Quand ton corps devient imprévisible
Il y a un moment précis, souvent difficile à dater, où la confiance tranquille que l’on avait en son propre corps se fissure. Avant, il obéissait presque sans qu’on y pense. Il se levait, avançait, encaissait les journées trop longues et les nuits trop courtes. Puis un jour, sans prévenir, il commence à se comporter autrement. Le corps devient imprévisible.

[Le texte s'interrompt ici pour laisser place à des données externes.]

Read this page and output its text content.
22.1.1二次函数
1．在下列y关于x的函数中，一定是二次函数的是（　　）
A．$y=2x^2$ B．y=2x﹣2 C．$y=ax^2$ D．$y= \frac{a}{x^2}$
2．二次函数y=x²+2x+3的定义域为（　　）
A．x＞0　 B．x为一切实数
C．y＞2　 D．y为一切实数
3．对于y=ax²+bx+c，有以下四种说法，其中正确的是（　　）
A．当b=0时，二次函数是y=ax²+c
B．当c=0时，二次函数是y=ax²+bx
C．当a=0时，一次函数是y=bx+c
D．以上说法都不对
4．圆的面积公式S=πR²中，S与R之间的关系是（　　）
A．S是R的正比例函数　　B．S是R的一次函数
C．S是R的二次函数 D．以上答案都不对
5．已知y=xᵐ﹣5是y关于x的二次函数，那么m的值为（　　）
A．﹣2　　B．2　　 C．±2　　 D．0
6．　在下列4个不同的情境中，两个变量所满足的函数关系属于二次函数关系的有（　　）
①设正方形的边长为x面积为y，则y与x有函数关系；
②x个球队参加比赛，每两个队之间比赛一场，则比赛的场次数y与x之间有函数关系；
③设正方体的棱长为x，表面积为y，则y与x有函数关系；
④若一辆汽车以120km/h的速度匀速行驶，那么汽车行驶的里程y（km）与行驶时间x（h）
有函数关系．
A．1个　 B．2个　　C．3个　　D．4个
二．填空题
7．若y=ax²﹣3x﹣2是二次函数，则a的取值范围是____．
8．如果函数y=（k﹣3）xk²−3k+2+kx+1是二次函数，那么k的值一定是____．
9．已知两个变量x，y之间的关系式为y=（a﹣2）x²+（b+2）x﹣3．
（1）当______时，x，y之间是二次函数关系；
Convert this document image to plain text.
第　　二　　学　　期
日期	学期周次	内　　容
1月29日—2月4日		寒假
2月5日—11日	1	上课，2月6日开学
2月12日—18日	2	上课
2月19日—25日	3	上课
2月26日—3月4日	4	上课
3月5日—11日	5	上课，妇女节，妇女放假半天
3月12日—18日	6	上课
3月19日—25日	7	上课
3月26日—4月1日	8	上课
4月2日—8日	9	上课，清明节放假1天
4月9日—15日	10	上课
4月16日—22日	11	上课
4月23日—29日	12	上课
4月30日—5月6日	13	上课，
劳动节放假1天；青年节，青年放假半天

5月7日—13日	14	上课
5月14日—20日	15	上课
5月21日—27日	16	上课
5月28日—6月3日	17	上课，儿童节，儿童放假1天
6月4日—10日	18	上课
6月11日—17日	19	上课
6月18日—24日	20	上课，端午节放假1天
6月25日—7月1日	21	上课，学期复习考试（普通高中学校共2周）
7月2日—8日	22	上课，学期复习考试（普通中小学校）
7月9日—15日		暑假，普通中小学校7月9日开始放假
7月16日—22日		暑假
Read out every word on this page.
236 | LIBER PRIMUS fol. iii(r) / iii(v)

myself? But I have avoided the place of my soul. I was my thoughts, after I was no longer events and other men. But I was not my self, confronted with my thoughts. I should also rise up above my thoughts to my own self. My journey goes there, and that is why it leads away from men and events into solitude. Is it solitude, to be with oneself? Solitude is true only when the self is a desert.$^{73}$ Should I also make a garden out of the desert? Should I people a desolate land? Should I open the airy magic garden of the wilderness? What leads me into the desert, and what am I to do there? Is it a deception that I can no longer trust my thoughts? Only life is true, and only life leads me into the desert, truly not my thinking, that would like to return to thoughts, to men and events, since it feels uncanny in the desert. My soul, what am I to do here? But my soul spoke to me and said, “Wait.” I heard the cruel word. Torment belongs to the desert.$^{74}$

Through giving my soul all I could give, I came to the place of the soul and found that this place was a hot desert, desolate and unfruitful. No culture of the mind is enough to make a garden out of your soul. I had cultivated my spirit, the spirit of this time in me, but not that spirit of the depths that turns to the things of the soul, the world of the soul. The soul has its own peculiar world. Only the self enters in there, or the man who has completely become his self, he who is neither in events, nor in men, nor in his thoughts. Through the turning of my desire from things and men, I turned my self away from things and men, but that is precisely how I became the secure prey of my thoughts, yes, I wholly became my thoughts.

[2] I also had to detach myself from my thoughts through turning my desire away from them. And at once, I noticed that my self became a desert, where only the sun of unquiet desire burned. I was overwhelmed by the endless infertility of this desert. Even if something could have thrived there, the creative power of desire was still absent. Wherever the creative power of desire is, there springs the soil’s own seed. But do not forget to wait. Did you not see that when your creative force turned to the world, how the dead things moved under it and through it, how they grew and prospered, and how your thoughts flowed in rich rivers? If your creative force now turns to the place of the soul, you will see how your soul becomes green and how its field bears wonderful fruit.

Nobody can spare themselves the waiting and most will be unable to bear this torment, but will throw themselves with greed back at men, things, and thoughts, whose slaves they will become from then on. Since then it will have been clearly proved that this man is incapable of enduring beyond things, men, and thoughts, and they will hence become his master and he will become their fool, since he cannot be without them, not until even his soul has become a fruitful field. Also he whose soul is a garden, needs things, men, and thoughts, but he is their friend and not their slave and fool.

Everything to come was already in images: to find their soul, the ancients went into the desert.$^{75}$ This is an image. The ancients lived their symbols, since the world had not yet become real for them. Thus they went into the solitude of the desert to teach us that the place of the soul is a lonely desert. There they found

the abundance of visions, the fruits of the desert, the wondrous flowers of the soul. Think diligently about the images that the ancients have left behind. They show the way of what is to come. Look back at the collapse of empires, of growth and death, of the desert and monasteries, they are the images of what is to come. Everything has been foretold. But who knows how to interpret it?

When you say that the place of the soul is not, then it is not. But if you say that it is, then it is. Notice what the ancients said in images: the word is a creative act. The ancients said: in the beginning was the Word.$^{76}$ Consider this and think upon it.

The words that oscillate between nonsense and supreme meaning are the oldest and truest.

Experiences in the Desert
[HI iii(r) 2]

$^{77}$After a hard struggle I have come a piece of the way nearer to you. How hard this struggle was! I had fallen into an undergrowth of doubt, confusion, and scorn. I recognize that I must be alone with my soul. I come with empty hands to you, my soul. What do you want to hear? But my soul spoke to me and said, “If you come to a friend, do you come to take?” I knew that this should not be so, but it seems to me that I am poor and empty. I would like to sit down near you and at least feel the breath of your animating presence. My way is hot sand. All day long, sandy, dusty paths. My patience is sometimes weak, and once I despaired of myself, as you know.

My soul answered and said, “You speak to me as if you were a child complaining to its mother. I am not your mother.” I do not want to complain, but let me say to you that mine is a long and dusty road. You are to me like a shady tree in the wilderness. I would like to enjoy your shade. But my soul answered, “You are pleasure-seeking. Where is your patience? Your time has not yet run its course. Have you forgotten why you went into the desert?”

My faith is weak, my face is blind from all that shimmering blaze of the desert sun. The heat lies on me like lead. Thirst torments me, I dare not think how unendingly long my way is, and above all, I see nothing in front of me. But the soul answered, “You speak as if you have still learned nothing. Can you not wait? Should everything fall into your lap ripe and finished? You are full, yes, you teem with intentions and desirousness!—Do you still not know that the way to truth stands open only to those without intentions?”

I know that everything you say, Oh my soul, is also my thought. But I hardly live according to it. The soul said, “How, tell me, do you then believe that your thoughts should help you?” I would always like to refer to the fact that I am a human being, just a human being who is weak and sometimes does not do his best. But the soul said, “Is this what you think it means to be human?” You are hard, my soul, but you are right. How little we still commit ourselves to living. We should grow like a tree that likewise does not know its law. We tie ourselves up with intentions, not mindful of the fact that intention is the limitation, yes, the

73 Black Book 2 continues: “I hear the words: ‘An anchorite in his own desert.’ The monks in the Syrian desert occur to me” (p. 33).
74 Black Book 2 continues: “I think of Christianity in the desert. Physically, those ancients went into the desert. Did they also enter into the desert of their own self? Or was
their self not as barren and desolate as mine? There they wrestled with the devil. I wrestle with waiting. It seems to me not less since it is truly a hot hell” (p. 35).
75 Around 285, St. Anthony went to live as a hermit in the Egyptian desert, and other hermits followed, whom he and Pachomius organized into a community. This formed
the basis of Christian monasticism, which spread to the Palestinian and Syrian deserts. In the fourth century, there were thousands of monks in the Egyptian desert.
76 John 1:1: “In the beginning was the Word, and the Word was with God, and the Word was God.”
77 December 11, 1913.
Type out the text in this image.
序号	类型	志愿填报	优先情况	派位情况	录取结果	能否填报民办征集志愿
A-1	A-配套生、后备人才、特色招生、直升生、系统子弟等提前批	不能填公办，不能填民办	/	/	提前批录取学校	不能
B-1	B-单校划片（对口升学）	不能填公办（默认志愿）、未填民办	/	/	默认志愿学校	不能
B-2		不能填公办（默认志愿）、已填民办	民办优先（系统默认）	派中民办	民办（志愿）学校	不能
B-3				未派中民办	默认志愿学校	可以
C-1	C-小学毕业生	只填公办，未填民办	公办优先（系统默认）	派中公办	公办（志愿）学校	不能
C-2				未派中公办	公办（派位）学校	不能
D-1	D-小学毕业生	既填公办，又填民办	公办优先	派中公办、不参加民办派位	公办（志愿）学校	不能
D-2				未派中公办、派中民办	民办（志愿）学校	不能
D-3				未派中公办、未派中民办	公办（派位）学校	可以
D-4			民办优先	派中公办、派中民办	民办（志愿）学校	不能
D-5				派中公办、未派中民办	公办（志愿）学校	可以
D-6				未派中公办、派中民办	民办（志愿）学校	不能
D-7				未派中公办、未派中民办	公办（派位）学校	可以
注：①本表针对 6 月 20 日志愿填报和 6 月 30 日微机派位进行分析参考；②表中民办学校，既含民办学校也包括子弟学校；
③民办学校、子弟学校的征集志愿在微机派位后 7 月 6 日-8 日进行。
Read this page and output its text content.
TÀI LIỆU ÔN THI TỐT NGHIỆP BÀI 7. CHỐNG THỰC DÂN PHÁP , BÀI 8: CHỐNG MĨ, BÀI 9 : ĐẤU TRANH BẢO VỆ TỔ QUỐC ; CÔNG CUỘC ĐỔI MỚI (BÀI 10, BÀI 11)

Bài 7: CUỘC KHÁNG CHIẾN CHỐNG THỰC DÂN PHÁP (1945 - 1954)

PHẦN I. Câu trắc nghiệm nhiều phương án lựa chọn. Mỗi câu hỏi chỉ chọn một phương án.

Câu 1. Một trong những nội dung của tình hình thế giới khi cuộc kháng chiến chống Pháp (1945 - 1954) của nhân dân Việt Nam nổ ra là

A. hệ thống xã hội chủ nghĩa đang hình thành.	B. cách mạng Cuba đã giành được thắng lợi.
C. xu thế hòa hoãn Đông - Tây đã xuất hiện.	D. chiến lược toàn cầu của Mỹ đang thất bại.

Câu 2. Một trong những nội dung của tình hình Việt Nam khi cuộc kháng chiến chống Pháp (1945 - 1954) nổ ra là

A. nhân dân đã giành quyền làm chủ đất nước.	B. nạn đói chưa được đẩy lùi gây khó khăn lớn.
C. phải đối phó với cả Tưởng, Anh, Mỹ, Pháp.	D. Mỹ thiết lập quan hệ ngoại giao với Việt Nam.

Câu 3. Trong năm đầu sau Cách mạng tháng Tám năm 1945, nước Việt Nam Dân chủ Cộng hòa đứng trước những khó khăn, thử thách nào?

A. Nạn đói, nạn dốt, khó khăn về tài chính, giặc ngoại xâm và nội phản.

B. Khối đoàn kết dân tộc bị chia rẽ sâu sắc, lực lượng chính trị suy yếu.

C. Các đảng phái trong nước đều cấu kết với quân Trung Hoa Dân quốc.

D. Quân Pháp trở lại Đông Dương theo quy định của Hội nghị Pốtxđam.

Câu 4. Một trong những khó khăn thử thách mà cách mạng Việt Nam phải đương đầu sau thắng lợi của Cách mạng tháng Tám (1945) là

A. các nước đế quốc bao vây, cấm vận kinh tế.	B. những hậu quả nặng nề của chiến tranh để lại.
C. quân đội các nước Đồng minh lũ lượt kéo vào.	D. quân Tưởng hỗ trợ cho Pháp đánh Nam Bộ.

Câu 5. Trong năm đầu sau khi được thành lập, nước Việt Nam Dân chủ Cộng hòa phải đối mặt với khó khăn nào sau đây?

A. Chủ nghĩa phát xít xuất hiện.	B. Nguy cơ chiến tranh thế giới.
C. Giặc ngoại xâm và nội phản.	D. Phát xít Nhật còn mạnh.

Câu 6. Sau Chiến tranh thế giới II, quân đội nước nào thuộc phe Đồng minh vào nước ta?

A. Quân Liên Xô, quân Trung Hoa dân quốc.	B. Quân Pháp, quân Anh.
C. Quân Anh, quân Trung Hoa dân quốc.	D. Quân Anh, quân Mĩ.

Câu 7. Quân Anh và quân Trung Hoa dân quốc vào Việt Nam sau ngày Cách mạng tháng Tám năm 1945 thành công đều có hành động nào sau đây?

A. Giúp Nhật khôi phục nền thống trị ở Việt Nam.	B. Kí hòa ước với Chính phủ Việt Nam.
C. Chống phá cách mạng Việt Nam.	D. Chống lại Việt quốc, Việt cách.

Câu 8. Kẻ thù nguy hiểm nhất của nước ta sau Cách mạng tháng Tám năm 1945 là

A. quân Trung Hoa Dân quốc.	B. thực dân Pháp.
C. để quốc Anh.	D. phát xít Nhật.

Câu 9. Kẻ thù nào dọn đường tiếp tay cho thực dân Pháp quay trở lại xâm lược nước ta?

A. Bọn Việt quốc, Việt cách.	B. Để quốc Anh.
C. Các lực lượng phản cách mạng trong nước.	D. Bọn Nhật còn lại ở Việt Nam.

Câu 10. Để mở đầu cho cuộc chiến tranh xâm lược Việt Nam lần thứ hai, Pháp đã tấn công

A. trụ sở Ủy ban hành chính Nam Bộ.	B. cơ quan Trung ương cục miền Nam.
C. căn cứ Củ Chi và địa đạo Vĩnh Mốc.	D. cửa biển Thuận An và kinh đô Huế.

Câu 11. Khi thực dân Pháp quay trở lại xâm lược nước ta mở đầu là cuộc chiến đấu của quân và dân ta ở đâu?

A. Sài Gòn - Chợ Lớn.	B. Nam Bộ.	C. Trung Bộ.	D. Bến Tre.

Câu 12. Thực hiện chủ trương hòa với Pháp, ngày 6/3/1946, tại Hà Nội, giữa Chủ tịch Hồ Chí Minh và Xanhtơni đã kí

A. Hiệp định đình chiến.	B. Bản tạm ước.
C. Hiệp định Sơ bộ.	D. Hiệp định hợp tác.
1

Cette imprévisibilité n’est pas forcément spectaculaire. Elle s’installe par petites ruptures. Une fatigue qui surgit sans raison apparente. Une douleur qui apparaît puis disparaît, comme si elle testait le terrain. Des vertiges, des palpitations, une faiblesse soudaine. Le corps envoie des signaux brouillés, difficiles à interpréter. On cherche une logique, une règle, mais rien ne semble vraiment stable.
Vivre avec un corps imprévisible, c’est perdre un sentiment fondamental de sécurité. Les projets deviennent conditionnels. On n’ose plus dire « oui » sans ajouter un « si je vais bien ». Chaque sortie, chaque rendez-vous, chaque engagement est précédé d’un calcul silencieux: aurai-je l’énergie? Mon corps va-t-il coopérer aujourd’hui? Cette incertitude permanente fatigue presque autant que les symptômes eux-mêmes.
Le regard des autres complique souvent les choses. De l’extérieur, l’inconstance est mal comprise. Comment expliquer que l’on aille bien un jour et pas le lendemain? Que l’on puisse rire le matin et être épuisé l’après-midi? Cette variabilité alimente les doutes, parfois même chez les proches. Pourtant, l’imprévisibilité n’est ni un choix ni une exagération. C’est une réalité physique, vécue de l’intérieur, minute après minute.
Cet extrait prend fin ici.